L’incarcération du maire d’Istanbul, Ekrem Imamoglu, avec des dizaines d’élus et de responsables municipaux, constitue sans aucun doute un coup d’Etat. Mais un coup d’Etat à l’envers. Le coup n’est pas porté cette fois par les militaires contre le gouvernement, mais il est ourdi par le pouvoir contre le dernier espace qui reste de la démocratie : les élections à compétition ouverte. En décidant de faire éliminer son principal rival de la compétition électorale par le moyen de la justice, [Recep] Tayyip Erdogan a franchi le Rubicon.
A la tête d’un régime hyperprésidentiel taillé sur mesure, il a pris la décision d’aller au bout de l’autocratie, quoi qu’il en coûte pour le pays et probablement pour lui. Il a révélé par cet engagement qu’il n’avait plus l’espoir de gagner les élections par les moyens un tant soit peu démocratiques. C’est le destin de la plupart des autocrates qui sont restés trop longtemps au pouvoir.
Les procureurs préparaient une action pénale contre le maire d’Istanbul depuis plus de deux ans. Les médias aux ordres du pouvoir révélaient régulièrement les chefs d’accusation envisagés. Ils avaient aussi lancé une campagne de suspicion sur la validité du diplôme universitaire de l’édile, qui avait conduit à l’ouverture d’une autre enquête judiciaire. En octobre 2024, deux maires d’arrondissement d’Istanbul, membres, comme Imamoglu, du Parti républicain du peuple (CHP), ont été arrêtés. L’arrestation d’une dizaine d’élus municipaux issus de la même formation a suivi.

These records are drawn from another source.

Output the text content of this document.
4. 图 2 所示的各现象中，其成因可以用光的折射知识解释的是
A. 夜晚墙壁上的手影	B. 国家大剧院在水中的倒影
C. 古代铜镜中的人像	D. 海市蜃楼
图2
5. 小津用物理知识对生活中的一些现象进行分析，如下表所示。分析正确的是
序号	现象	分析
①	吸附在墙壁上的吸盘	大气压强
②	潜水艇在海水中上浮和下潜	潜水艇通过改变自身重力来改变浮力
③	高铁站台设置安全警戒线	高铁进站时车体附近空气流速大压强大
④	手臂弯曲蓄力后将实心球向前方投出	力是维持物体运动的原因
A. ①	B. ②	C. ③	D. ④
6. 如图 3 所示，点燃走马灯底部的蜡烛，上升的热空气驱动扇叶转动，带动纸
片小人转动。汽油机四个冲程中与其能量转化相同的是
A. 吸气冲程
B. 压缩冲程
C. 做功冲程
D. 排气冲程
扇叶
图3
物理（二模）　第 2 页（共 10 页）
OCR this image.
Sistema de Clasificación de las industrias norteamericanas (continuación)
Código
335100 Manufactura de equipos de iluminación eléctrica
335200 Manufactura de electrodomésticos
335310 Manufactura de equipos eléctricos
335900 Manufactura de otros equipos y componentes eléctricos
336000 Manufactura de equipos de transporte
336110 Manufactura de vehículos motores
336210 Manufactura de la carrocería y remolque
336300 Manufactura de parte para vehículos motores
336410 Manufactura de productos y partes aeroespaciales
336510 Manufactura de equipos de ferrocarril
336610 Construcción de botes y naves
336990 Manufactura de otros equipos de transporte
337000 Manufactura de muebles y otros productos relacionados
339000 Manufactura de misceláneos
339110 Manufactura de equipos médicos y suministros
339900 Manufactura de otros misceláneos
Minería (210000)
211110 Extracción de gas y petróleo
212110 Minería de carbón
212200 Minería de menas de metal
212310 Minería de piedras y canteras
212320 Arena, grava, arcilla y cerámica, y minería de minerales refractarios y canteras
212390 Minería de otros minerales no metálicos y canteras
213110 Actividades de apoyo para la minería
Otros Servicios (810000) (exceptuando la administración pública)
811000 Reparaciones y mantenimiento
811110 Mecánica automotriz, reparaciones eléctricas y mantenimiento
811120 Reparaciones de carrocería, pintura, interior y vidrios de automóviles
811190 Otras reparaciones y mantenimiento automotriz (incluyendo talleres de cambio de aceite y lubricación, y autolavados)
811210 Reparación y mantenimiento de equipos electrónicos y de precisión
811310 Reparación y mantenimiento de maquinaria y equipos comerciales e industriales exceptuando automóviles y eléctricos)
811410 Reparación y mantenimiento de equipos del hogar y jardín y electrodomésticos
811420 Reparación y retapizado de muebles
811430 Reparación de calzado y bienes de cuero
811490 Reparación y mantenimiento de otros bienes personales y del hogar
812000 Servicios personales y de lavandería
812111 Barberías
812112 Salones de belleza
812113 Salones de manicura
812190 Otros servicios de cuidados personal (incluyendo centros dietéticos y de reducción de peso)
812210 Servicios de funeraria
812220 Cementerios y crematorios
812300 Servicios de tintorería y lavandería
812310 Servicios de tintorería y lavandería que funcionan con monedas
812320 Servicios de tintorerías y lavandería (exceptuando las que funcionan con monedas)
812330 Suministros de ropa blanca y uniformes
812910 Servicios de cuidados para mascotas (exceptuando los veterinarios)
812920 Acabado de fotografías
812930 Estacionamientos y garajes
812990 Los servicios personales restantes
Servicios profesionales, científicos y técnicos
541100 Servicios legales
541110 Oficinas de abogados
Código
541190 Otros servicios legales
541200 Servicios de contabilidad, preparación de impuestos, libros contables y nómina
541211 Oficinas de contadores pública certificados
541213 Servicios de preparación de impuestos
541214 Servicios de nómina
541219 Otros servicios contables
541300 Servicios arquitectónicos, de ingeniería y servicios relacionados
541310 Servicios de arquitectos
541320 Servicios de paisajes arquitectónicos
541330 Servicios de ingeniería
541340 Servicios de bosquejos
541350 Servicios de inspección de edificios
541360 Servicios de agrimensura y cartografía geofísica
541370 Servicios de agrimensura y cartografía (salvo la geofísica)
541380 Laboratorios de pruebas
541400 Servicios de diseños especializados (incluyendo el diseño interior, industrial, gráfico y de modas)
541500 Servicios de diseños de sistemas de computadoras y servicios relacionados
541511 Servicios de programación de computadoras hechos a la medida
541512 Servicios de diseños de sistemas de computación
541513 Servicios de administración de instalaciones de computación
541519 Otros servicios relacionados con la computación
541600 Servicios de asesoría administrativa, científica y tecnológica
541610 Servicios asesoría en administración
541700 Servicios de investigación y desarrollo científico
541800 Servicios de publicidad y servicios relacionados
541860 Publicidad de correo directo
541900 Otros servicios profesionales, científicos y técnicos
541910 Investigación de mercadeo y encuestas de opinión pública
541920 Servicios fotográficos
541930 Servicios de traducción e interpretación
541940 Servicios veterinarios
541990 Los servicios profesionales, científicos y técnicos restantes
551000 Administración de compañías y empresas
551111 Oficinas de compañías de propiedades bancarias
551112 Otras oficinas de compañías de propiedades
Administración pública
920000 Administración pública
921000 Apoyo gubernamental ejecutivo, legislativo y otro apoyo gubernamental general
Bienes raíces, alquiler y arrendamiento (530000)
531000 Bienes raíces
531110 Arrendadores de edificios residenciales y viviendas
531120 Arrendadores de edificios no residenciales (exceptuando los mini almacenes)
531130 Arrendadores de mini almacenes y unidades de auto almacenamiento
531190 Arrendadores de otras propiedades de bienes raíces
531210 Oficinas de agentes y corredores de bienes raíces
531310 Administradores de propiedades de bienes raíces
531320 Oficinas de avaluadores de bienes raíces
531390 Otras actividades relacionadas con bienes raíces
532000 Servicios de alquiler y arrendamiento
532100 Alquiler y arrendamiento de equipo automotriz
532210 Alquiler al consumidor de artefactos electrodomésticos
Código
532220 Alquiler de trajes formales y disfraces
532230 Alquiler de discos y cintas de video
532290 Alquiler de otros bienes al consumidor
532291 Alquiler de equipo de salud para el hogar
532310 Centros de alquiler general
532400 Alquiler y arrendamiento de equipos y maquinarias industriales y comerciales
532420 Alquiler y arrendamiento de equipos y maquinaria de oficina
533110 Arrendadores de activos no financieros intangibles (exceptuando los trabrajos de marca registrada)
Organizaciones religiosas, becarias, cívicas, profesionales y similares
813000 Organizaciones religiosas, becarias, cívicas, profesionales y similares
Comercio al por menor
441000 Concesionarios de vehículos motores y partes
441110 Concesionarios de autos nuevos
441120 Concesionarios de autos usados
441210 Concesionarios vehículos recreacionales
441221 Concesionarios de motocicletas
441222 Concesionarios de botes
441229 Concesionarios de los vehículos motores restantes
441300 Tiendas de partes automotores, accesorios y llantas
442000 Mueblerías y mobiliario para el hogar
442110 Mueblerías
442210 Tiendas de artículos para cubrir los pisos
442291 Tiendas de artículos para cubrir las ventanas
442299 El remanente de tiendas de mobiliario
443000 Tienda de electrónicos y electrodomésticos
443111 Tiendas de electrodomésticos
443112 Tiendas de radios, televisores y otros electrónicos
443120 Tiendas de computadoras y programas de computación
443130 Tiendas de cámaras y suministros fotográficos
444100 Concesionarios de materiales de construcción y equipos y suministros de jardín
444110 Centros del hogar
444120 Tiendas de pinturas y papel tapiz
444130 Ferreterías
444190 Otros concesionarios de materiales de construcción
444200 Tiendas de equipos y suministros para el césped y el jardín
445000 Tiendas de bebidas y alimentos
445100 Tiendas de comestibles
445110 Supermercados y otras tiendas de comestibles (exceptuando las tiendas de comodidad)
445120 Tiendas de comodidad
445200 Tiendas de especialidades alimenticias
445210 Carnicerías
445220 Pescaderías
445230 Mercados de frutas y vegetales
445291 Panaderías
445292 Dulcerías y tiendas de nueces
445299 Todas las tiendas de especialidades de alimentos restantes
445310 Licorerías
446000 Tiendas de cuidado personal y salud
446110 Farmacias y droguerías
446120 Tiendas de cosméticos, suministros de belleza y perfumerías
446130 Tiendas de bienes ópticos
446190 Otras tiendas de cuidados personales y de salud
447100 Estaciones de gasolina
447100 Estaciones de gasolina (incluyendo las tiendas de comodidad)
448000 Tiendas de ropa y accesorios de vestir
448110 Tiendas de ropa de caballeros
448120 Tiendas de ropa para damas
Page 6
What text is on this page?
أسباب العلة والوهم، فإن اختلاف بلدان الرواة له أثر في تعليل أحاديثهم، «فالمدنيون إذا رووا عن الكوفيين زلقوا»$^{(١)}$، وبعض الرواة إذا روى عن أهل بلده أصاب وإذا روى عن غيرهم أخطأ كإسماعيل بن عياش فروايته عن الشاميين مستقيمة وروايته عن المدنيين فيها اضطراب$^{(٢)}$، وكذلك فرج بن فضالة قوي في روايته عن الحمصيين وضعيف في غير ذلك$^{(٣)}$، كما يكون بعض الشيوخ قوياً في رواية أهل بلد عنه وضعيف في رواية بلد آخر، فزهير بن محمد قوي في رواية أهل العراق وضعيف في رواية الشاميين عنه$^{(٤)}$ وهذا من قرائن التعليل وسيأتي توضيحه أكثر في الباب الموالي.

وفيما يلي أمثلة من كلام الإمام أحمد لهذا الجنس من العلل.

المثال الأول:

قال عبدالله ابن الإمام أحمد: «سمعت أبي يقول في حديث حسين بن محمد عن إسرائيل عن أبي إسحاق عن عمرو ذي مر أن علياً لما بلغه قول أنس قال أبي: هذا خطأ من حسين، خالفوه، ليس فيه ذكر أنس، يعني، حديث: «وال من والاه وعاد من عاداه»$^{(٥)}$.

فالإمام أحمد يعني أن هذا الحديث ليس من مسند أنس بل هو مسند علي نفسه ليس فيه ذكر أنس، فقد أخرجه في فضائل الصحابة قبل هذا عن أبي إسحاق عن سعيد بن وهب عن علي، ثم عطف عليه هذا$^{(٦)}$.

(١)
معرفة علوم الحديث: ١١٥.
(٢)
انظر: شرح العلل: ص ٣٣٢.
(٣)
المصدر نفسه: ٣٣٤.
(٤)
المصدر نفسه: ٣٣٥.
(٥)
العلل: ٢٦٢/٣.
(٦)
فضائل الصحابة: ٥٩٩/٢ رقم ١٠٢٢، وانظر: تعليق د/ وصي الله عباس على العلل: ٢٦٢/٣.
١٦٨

C’est pour contrer ces attaques que le président du CHP, Özgür Özel, a décidé d’organiser, le 23 mars, pour la première fois dans l’histoire de la Turquie, une primaire de son parti en vue de la présidentielle avec comme seul candidat le maire d’Istanbul. Le but était de renforcer sa légitimité en lui donnant le statut de candidat officiel pour l’élection présidentielle, qui aura probablement lieu avant 2028.